Per PMS, none of the variables set in ebuild environment can be modified by ebuilds. This doesn't really make sense for variables TMPDIR and HOME since both are standard system environment variables that can normally be freely altered.
When we allow ebuilds to change these variables, we must specify their behaviour w.r.t. environment saving (for example, what will be their value in pkg_*rm after a package move?). Also, PMS guarantees that TMPDIR and HOME will point to different locations for the install and the replacement, when reinstalling a package. How will you enforce this when ebuilds are allowed to set these variables themselves? I tend to close this as INVALID.
We only mangle it in local scope, relatively to the original value.
Can you describe what your actual usage case is? Usually HOME points to a user's home directory and there is little reason to change it.

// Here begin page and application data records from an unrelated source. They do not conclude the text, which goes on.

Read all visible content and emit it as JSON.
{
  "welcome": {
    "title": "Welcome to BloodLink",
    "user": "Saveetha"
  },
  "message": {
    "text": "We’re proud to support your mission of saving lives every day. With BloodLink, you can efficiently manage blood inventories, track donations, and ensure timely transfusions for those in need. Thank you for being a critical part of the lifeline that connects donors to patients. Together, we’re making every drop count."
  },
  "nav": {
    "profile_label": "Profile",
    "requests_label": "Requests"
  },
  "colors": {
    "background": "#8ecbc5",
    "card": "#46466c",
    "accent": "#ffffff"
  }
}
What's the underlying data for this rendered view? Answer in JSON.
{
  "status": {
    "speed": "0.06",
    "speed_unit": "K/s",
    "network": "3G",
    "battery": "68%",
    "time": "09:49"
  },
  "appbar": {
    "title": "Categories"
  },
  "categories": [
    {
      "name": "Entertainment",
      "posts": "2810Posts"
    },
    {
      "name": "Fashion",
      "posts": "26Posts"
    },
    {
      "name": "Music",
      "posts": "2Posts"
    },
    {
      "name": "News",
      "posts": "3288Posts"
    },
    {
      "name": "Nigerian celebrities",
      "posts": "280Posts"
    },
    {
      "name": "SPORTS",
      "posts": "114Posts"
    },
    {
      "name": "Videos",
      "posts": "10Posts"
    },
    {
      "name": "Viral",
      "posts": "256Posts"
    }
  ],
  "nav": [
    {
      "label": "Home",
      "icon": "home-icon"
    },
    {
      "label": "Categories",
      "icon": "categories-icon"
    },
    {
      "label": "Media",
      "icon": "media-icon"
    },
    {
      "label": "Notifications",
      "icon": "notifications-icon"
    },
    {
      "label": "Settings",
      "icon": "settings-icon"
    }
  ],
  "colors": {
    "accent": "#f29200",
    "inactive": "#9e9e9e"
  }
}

We override configuration multiple times, storing different variants (for different Python versions) in separate homedirs. Then we just locally override HOME to enable the appropriate version. The alternative is to keep rewriting (or moving around) the configuration file when switching implementations but that is ugly compared to setting HOME.
(In reply to Michał Górny from comment #4) > The alternative is to keep rewriting (or moving around) the configuration > file when switching implementations but that is ugly compared to setting > HOME. This doesn't sound so complicated. I'd much prefer not to make intrusive changes to the spec for a problem that can be easily solved otherwise.
As a compromise, maybe PMS could disallow only non-local changes to values of these variables? Then 'local -x HOME=...' and 'HOME=... some_command' could still be used.
Various utilities used by the package mangler might misbehave in weird ways if given different values for these variables. I seem to recall this restriction originating because of a security issue along these lines.